🤖 AI Summary
This work addresses the challenge of coordinate-free inverse flight dynamics modeling for fixed-wing aircraft, particularly the difficult mapping from trajectory to control inputs in tethered flight. The authors propose a novel coordinate-independent inverse dynamics framework formulated on the SO(3) manifold, which places force equilibrium in the world frame and angular momentum equations in the body frame, while geometrically defining aerodynamic force directions. Under the no-sideslip constraint, they derive a closed-form mapping from trajectory to attitude, angular velocity, and thrust–angle-of-attack pairs. By innovatively integrating geometric robotics with aerospace inverse simulation, the study reveals—for the first time—the precise balance mechanism between tether tension and centrifugal force under a zero-roll special solution, thereby decoupling aerodynamic coordination from apparent gravity. Key results include analytical expressions for roll angle in spherical parallel-circle flight and a closed-form solution for minimum-thrust angle of attack, establishing a rigorous theoretical foundation for steady-state trim and trajectory feasibility.
📝 Abstract
We present a robotics-oriented, coordinate-free formulation of inverse flight dynamics for fixed-wing aircraft on SO(3).

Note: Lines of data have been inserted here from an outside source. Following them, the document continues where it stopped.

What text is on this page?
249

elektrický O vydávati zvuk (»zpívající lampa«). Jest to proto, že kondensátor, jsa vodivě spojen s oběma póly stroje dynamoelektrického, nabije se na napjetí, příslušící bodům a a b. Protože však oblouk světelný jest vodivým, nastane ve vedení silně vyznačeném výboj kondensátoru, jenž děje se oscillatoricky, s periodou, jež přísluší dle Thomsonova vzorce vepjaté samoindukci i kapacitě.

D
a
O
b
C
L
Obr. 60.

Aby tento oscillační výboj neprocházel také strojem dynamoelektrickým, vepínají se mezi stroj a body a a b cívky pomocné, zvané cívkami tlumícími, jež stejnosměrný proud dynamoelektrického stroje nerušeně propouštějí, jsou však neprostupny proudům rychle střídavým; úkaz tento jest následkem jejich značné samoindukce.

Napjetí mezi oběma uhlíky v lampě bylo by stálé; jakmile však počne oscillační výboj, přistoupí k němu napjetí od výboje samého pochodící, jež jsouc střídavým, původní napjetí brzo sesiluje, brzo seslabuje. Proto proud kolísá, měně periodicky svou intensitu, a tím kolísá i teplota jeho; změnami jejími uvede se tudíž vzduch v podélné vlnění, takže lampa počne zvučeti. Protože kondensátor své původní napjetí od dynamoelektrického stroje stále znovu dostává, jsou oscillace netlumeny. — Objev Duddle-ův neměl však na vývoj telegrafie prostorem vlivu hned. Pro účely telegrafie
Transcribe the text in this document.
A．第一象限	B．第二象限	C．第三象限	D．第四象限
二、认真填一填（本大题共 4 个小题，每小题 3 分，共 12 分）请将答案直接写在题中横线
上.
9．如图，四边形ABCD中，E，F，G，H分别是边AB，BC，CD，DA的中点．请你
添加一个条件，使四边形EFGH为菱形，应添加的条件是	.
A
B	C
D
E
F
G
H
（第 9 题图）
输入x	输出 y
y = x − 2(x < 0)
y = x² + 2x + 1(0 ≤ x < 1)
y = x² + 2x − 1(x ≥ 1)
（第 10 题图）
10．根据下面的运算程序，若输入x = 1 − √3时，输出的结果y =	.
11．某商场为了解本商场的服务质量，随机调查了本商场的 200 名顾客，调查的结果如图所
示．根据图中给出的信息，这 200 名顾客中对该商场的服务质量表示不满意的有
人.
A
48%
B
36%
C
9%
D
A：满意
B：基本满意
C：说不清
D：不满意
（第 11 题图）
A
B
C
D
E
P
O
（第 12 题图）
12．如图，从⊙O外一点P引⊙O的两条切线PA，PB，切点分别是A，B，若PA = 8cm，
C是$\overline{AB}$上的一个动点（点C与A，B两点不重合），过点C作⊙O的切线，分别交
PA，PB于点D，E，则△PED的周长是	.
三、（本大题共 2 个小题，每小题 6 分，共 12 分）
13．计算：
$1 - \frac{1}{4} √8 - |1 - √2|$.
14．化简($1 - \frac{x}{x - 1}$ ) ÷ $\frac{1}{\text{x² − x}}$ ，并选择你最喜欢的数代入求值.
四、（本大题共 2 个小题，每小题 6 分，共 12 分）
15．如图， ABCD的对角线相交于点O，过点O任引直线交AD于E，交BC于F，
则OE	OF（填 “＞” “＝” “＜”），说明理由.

Translational force balance is written in the world frame and rotational dynamics in the body frame; aerodynamic directions (drag, lift, side) are defined geometrically, avoiding local attitude coordinates. Enforcing coordinated flight (no sideslip), we derive a closed-form trajectory-to-input map yielding the attitude, angular velocity, and thrust-angle-of-attack pair, and we recover the aerodynamic moment coefficients component-wise. Applying such a map to tethered flight on spherical parallels, we obtain analytic expressions for the required bank angle and identify a specific zero-bank locus where the tether tension exactly balances centrifugal effects, highlighting the decoupling between aerodynamic coordination and the apparent gravity vector. Under a simple lift/drag law, the minimal-thrust angle of attack admits a closed form. These pointwise quasi-steady inversion solutions become steady-flight trim when the trajectory and rotational dynamics are time-invariant. The framework bridges inverse simulation in aeronautics with geometric modeling in robotics, providing a rigorous building block for trajectory design and feasibility checks.